What’s interesting here is Jesus’ response. At her touch, Mark records that he was immediately aware that power had gone forth from him and he stopped his journey and began to search for the one who had been healed. “Who touched my clothes?”

 It’s a silly question really, he was in the middle of a jostling crowd, as his disciples pointed out. But this faith-filled woman again stepped forward, this time to tell her story. And though one might assume anger on Jesus’ part, she had just made him ritually unclean. Instead he responded thusly: “Daughter, your faith has made you well; go in peace, and be healed of your disease.”

Again we hear that word sozo, “be made well,” and then he sends her in peace healed and able to be restored to full life in community. Yet what makes this story so astonishing is that Jesus drew attention not to his power, but to hers as the agent of healing – it was her faith that saved her.

It was at that very moment that Jairus received the news that his daughter had died. As others counselled him to let Jesus go on his way, Jesus himself turned to Jairus and said, “Do not fear, only believe.”

Because of what has just happened, the choreography is clear; it’s as if Jesus said to Jairus, “Look, this woman has just shown you what genuine faith looks like: audacious, daring, persistent trust in God. No barrier can constrain God’s graceful mercy. Even the barrier between life and death, in the end, can and will be overcome.”[5]

And indeed, even that last barrier, between life and death, was crossed. Jesus continued on to Jairus’ house, took the dead girl’s hand in his, again being ritually defiled according to the ancient scriptures, and called her to rise. Immediately she got up and everyone was overcome with amazement.

Faith in these two stories, that are really only one story, is cast as a form of barrier-crossing courage, daring, and persistence. It is a counterpoint to the expansive healing, saving, barrier-crossing ministry of Jesus as presented in the Mark’s gospel.

Faith like that has the power to restore people to fullness of life when it is met with God’s abiding love.

And here’s the take-away for us: faith that heals is about so much more than being cured.

Remember the wide range of meanings of that word sozo – from salvation to health to resurrection to thriving, to restoration to community. Healing comes in many different forms: physical, emotional, social, and otherwise.[6]

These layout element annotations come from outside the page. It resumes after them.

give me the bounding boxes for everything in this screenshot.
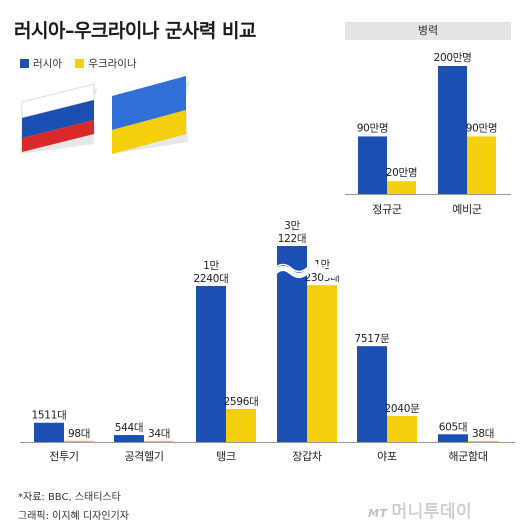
data-label-ukraine-4-line-0: 2040문 <box>385 403 421 415</box>
bar-russia-5 <box>438 434 468 442</box>
inset-data-label-russia-0: 90만명 <box>357 122 388 134</box>
graphic-credit: 그래픽: 이지혜 디자인기자 <box>18 511 129 522</box>
data-label-ukraine-2-line-0: 2596대 <box>224 396 259 408</box>
data-label-russia-3-line-1: 122대 <box>278 233 307 245</box>
data-label-russia-0-line-0: 1511대 <box>32 410 67 422</box>
x-tick-label-1: 공격헬기 <box>124 450 163 463</box>
x-tick-label-2: 탱크 <box>216 450 236 463</box>
axis-break-mark <box>274 263 340 273</box>
bar-russia-1 <box>114 435 144 442</box>
legend: 러시아 우크라이나 <box>20 56 147 71</box>
data-label-russia-4-line-0: 7517문 <box>355 333 391 345</box>
inset-bar-ukraine-0 <box>387 181 416 194</box>
bar-ukraine-3 <box>307 285 337 442</box>
bar-ukraine-5 <box>468 440 498 442</box>
inset-data-label-ukraine-1: 90만명 <box>466 122 497 134</box>
legend-swatch-russia <box>20 59 29 68</box>
x-tick-label-4: 야포 <box>377 450 397 463</box>
bar-ukraine-0 <box>64 440 94 442</box>
legend-label-ukraine: 우크라이나 <box>88 58 137 70</box>
bar-ukraine-2 <box>226 408 256 442</box>
data-label-russia-5-line-0: 605대 <box>439 421 468 433</box>
bar-russia-4 <box>357 346 387 442</box>
publisher-logo: MT 머니투데이 <box>368 497 472 522</box>
inset-title: 병력 <box>345 22 511 40</box>
inset-x-tick-label-1: 예비군 <box>452 203 482 216</box>
bar-russia-2 <box>196 286 226 442</box>
logo-text: 머니투데이 <box>391 502 473 522</box>
bar-russia-3 <box>277 246 307 442</box>
data-label-ukraine-0-line-0: 98대 <box>68 428 90 440</box>
source-note: *자료: BBC, 스태티스타 <box>18 492 121 503</box>
ukraine-flag <box>112 76 190 154</box>
logo-mark: MT <box>368 507 388 520</box>
inset-bar-ukraine-1 <box>467 136 496 194</box>
inset-data-label-russia-1: 200만명 <box>434 52 472 64</box>
x-tick-label-3: 장갑차 <box>292 450 322 463</box>
legend-swatch-ukraine <box>75 59 85 68</box>
legend-item-ukraine: 우크라이나 <box>75 56 137 71</box>
data-label-russia-3-line-0: 3만 <box>284 220 300 232</box>
bar-ukraine-1 <box>144 440 174 442</box>
x-tick-label-5: 해군함대 <box>448 449 487 463</box>
page-title: 러시아–우크라이나 군사력 비교 <box>14 20 256 42</box>
inset-bar-russia-1 <box>438 66 467 194</box>
x-tick-label-0: 전투기 <box>49 450 78 463</box>
data-label-russia-1-line-0: 544대 <box>115 422 144 434</box>
inset-data-label-ukraine-0: 20만명 <box>386 167 417 179</box>
data-label-ukraine-1-line-0: 34대 <box>148 428 170 440</box>
data-label-ukraine-5-line-0: 38대 <box>472 428 494 440</box>
legend-label-russia: 러시아 <box>33 58 62 70</box>
legend-item-russia: 러시아 <box>20 56 62 71</box>
bar-ukraine-4 <box>387 416 417 442</box>
bar-russia-0 <box>34 422 64 442</box>
inset-bar-russia-0 <box>358 136 387 194</box>
data-label-russia-2-line-1: 2240대 <box>194 273 229 285</box>
inset-x-tick-label-0: 정규군 <box>372 203 402 216</box>
axis-break-gap <box>273 266 341 278</box>
data-label-russia-2-line-0: 1만 <box>203 260 219 272</box>
russia-flag <box>20 83 98 154</box>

God is always ready to meet our faith with merciful healing. We have only to be like Jairus and seek out God. We have only to be like the woman with the hemorrhage and reach out to God. Because when we do, God meets us and brings us new life beyond our wildest imaginings – crossing every barrier we know to make us whole, and wholly God’s. Amen.

 

[1] SaltProject’s Lectionary Commentary for the Fifth Week After Pentecost.

[2] SaltProject’s Lectionary Commentary for the Fifth Week After Pentecost.

[3] SaltProject’s Lectionary Commentary for the Fifth Week After Pentecost.

[4] SaltProject’s Lectionary Commentary for the Fifth Week After Pentecost.

[5] SaltProject’s Lectionary Commentary for the Fifth Week After Pentecost.

[6] SaltProject’s Lectionary Commentary for the Fifth Week After Pentecost.